僕はそんな彼女を慰めようと、肩に手を回して抱き寄せようとしたが、おもいっきり振り払わられてしまったので、断念した。
こんなときでも、ガードがめちゃくちゃ固い。
思わず笑ってしまった。
「できたぞ。このクロケットを届けてやってくれ。これなら歯の弱い年寄りも食べられるし、力もつくぞ!」
ロックはそう言って、食事の入った籠をクローバーに渡した。
「この村は、あの救済者のおかげで、賑わいを取り戻した。本当に彼女が来てくれて、よかったよ」
ロックはそう言いながら嬉しそうに笑った。
確かに、この村は、ゆっくりと衰退を迎えているようだった。
それはこの酒場の様子を見るだけでも、明らかなことだ。
それを救済者たちが食い止めている。
この村で最初に見た光景を思い出す。僕が「狂気って、こういうことを言うんだろうね。」と言ったあの光景だ。
あれが[賑わい]と呼べるものなのだろうか?
本当に、これでいいのか?
何が正しいのか?何か正しいのか?
僕はため息をついた。
いくら考えても、栓のないことのように思える。
クロケットをフジとフニエに届ける。
家に入ると、救済者もエナも帰ったようで、フジとフニエの2人は、また言い合いをしていた。
「またケンカしてるね……。」
そう言ってクローバーを見る。
これだけケンカをしているのに、家の中は綺麗に片付いていて、手入れが行き届いている。ケンカの最中に開けた壁の穴も、壊れた備品も見当たらない。
つまり、そういうことなのだ。
「まったく、うるさいじいさんとばあさんだ。どっちもぽっくり逝っちまえばよかったんだ。」
クローバーが不愉快そうに呟く。
いつもなら注意するところだが、今日は7割くらい同意できたので、好きに言わせておくことにした。

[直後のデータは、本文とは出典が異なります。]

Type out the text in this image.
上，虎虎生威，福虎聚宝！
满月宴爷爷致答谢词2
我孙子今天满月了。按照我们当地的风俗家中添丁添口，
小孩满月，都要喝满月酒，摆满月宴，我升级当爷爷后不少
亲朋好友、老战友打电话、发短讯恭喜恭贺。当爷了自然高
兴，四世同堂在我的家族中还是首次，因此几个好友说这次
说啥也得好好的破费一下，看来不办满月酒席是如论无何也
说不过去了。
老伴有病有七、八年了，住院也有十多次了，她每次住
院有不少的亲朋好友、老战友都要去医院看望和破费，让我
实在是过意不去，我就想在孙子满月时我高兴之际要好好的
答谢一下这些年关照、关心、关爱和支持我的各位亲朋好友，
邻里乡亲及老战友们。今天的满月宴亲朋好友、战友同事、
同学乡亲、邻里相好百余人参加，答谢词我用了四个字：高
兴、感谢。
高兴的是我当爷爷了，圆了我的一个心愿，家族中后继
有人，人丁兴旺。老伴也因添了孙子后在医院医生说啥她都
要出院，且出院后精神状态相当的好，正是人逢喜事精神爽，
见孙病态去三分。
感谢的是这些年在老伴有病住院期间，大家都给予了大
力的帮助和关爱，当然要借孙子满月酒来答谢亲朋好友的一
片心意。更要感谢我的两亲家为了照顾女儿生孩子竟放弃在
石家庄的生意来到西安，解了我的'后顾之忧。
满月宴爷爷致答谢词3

フジとフニエの2人は、散々言い合ったあと、やっと僕らに気づき、食事を受け取った。
「あら、クロケット。ひさしぶりだねぇ。さぁ、じいさん、おなかがすいてるんだろ?どうだい?」
「ふん。………こんなもの。いつものスープのほうがよっぽどうまいわ!」
「ふふふ……」
結局最後はこうやって惚気け話を見せられる。なんという茶番だろう。
この夫婦は、ずっとケンカ漫才をやっているようなもので、それが2人のコミュニケーション手段なのだ。
傍から見れば、馬鹿らしくて、非効率で、疲れそうなものだが、それが2人の[愛]というものなのだろう。[けなし愛]とでも名付けようか。
クローバーは呆れ返って、首を左右に振っている。
理解ができないらしい。
僕も、そういう心理はわかるが、理解はできない。
僕らは、ため息をつきながら家をあとにした。